Keeping the heat on low, check in on your onions every couple of minutes and give them a stir. Be sure none of them are sticking to the bottom. This process will take a while as we want them to caramelize until they are a deep brown in color. When they achieve the color I’m looking for, I finish by adding a quarter cup of red or white wine, let that reduce to dry and pull your onions out of the pot.
Ok- Now that we have all of our mise en place at the ready, let’s get started.
Fire up your grill, or in my case, my fireplace, and turn your oven on to 450 degrees. Place a baking pan, large cast iron pan or the best baking sheet you have available in your oven to preheat. I have a cast iron flat top piece that I used for this. Either way we want to get it nice and hot as the oven heats up.
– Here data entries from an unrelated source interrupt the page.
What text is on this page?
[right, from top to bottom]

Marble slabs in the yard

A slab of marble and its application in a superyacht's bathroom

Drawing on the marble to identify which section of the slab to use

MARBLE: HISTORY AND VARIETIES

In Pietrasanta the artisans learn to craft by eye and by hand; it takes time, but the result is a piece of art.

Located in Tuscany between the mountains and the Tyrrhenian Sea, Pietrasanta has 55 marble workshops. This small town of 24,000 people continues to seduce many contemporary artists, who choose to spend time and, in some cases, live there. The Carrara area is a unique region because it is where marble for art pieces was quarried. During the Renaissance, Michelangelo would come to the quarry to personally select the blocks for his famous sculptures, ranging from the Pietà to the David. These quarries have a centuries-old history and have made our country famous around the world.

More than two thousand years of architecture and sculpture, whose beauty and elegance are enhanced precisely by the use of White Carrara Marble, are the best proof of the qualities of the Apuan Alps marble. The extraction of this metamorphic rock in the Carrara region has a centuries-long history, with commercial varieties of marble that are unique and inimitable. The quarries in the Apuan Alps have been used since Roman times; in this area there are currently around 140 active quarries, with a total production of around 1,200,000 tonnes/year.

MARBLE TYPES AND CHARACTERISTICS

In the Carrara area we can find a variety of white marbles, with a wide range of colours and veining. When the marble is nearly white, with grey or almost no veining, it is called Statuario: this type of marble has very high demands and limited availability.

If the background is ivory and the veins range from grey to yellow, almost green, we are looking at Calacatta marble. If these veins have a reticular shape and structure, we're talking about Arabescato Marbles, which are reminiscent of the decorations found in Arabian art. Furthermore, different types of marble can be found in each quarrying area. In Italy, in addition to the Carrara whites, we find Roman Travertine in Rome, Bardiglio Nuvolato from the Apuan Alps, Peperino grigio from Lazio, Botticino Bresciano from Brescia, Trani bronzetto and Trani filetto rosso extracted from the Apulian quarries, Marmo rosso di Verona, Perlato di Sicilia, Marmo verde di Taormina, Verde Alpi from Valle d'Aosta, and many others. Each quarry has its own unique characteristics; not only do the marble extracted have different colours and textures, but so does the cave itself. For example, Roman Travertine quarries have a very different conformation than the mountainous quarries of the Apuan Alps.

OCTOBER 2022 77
If working with a raw dough, roll it out to whatever shape and size fits your needs for the night. It’s a good idea, once your dough is rolled out to spray it with pan spray before we lay it on the grill.
Once the flames of your grill calm down, go ahead and lay your rolled out dough on the grill. It will bubble up after a minute or so, after most of the dough has bubbled up, go ahead and flip it over and grill for another minute or two.
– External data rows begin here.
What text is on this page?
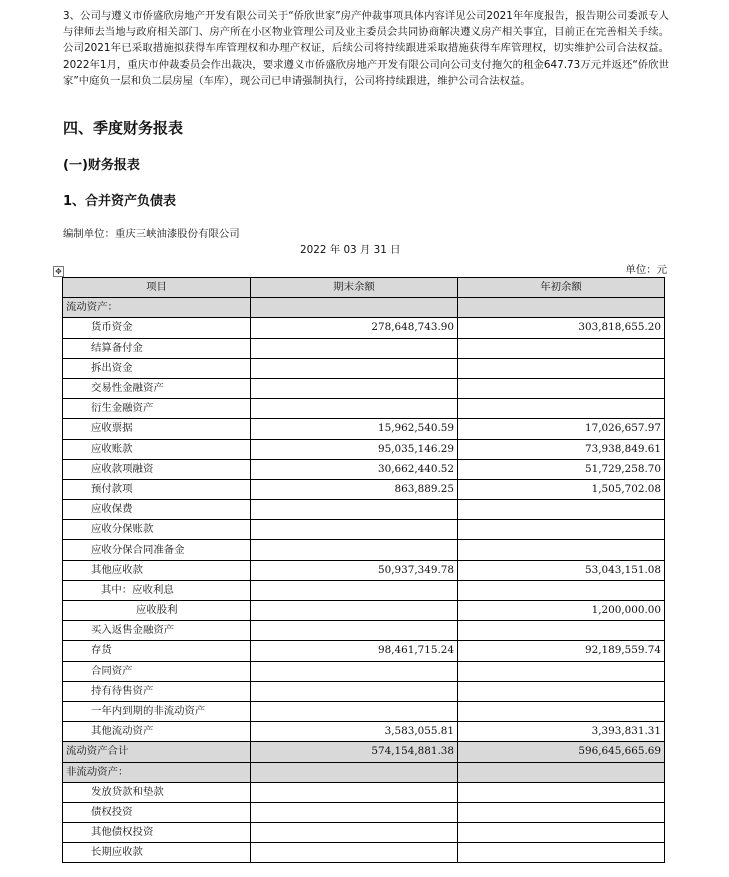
3、公司与遵义市侨盛欣房地产开发有限公司关于“侨欣世家”房产仲裁事项具体内容详见公司2021年年度报告，报告期公司委派专人与律师去当地与政府相关部门、房产所在小区物业管理公司及业主委员会共同协商解决遵义房产相关事宜，目前正在完善相关手续。公司2021年已采取措施拟获得车库管理权和办理产权证，后续公司将持续跟进采取措施获得车库管理权，切实维护公司合法权益。2022年1月，重庆市仲裁委员会作出裁决，要求遵义市侨盛欣房地产开发有限公司向公司支付拖欠的租金647.73万元并返还“侨欣世家”中庭负一层和负二层房屋（车库），现公司已申请强制执行，公司将持续跟进，维护公司合法权益。
四、季度财务报表
(一)财务报表
1、合并资产负债表
编制单位：重庆三峡油漆股份有限公司
2022 年 03 月 31 日
单位：元
✥
项目	期末余额	年初余额
流动资产：		
货币资金	278,648,743.90	303,818,655.20
结算备付金		
拆出资金		
交易性金融资产		
衍生金融资产		
应收票据	15,962,540.59	17,026,657.97
应收账款	95,035,146.29	73,938,849.61
应收款项融资	30,662,440.52	51,729,258.70
预付款项	863,889.25	1,505,702.08
应收保费		
应收分保账款		
应收分保合同准备金		
其他应收款	50,937,349.78	53,043,151.08
其中：应收利息		
应收股利		1,200,000.00
买入返售金融资产		
存货	98,461,715.24	92,189,559.74
合同资产		
持有待售资产		
一年内到期的非流动资产		
其他流动资产	3,583,055.81	3,393,831.31
流动资产合计	574,154,881.38	596,645,665.69
非流动资产：		
发放贷款和垫款		
债权投资		
其他债权投资		
长期应收款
At this point your dough should have a little crisp to it, but still be pliable. Also, at this point your grilled dough is perfect to use as a wrap for falafel, some shaved lamb and tzatziki or whatever sounds good.
For today, we are going to bring our grilled dough inside, smear our cheese spread over the dough leaving ½ inch border on all sides.
Once our cheese spread is down, we can apply our caramelized onions equally over the cheese spread and then our bacon.
Now that we have all of our toppings on, it’s time to move our tart to the oven and in the preheated pan we put in there. All we are trying to do here is crisp up the dough a little more, which is why we want the pan in the oven nice and hot, so maybe 3-5 minutes in the oven and we are good to go. Pull your tart out, along with your pizza slicer, set it on a cutting board and have at it.
The recipe and procedure read much harder than actually making this iconic pie. So give it a go, and like all things, the more you make it, the more fun and better tasting it gets.